CantHarm dataset release
CantHarm is a controlled Cantonese benchmark for harmful lexical forms, linked senses, severity labels, and canonical speech grounding. The site documents the locked public release and its access, licensing, citation, and archive plan.
Current release facts
| Field | Value |
|---|---|
| Release version | 2026-04-02 locked public release |
| Official website | https://cantharm.dataset.aidimsum.com/ |
| Mirrors | GitHub, HuggingFace, Zenodo/DOI, OSF. |
| Primary materials | Workbook, metadata bundle, statistics, benchmark highlights, audio inventory, and speaker-packaged canonical audio archives. |
| Current boundary | These materials describe the 2026-04-02 locked public release. |
v1.1-gb extends the 2026-04-02 locked release with a complete second canonical recording line for the same 4,823 forms. It preserves v1.0 as the stable archival baseline while documenting a revised-audio candidate, candidate DOI, and revised-candidate result tables.

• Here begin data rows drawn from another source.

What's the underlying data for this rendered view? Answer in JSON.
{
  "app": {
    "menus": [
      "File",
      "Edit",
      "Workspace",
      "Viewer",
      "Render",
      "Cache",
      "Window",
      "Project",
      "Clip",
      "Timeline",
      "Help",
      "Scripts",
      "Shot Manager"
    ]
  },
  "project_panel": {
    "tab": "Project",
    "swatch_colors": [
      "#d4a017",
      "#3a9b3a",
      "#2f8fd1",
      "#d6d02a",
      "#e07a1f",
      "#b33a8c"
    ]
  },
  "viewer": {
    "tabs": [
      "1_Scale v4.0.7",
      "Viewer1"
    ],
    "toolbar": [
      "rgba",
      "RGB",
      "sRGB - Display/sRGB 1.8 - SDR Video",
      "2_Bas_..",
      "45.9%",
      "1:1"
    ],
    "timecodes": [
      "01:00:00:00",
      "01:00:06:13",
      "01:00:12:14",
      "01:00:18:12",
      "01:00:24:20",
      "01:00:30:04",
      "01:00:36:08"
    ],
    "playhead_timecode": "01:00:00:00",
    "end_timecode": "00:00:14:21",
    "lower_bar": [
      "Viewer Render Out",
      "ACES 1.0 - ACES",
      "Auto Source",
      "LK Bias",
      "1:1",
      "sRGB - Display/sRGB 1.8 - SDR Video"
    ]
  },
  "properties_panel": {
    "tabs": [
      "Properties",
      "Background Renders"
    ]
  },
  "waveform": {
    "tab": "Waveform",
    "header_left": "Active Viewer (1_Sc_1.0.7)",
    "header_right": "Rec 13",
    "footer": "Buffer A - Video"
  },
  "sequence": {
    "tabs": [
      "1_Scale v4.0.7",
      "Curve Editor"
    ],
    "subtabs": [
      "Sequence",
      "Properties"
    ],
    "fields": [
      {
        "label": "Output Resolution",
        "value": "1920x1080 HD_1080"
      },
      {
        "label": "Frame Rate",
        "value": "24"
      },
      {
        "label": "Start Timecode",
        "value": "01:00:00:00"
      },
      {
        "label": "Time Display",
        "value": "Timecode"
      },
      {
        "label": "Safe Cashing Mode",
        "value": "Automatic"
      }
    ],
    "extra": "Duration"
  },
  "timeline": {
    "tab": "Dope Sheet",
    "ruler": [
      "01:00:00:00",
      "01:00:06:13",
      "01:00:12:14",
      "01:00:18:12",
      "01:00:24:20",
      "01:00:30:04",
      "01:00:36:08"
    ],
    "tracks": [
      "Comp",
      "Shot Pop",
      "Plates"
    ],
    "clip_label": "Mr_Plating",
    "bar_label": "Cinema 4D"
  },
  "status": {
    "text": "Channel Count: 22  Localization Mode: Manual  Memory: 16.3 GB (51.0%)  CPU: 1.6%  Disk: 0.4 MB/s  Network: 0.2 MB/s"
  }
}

Versions · v1.1-gb candidate page · candidate results · GitHub pre-release · candidate DOI
Versioning note: v1.0 remains the current public release and archival DOI; v1.1-gb is a separately versioned candidate line.
What this is and is not
Included scope
The release is intended for dataset inspection, benchmark reproduction, and research on Cantonese lexical ambiguity, sense-aware labels, harmfulness categories, severity scoring, and canonical audio cues.
Out-of-scope uses
It is not a conversational moderation corpus, not a spontaneous-speech corpus, not a production moderation system, and not evidence of demographic or speaker-generalization.
Documentation
Use the pages below as a compact index for the release files, public mirrors, citation record, and access policy. Each page refers to the same 2026-04-02 locked public release.
| Page | What to check |
|---|---|
| Downloads | Release file list, public mirrors, versioned candidate materials, and release documentation links. |
| ArchiveVersions | GitHub, HuggingFace, Zenodo/DOI, and OSF public records. |
| Citation | Version citation, BibTeX, CFF, and Zenodo DOI. |
| Access / License / Ethics | Use boundaries, license scope, source-text caveat, and contact/takedown channels. |
The public release website documents the current release boundary, mirrors, license terms, citation, and contact/takedown channels.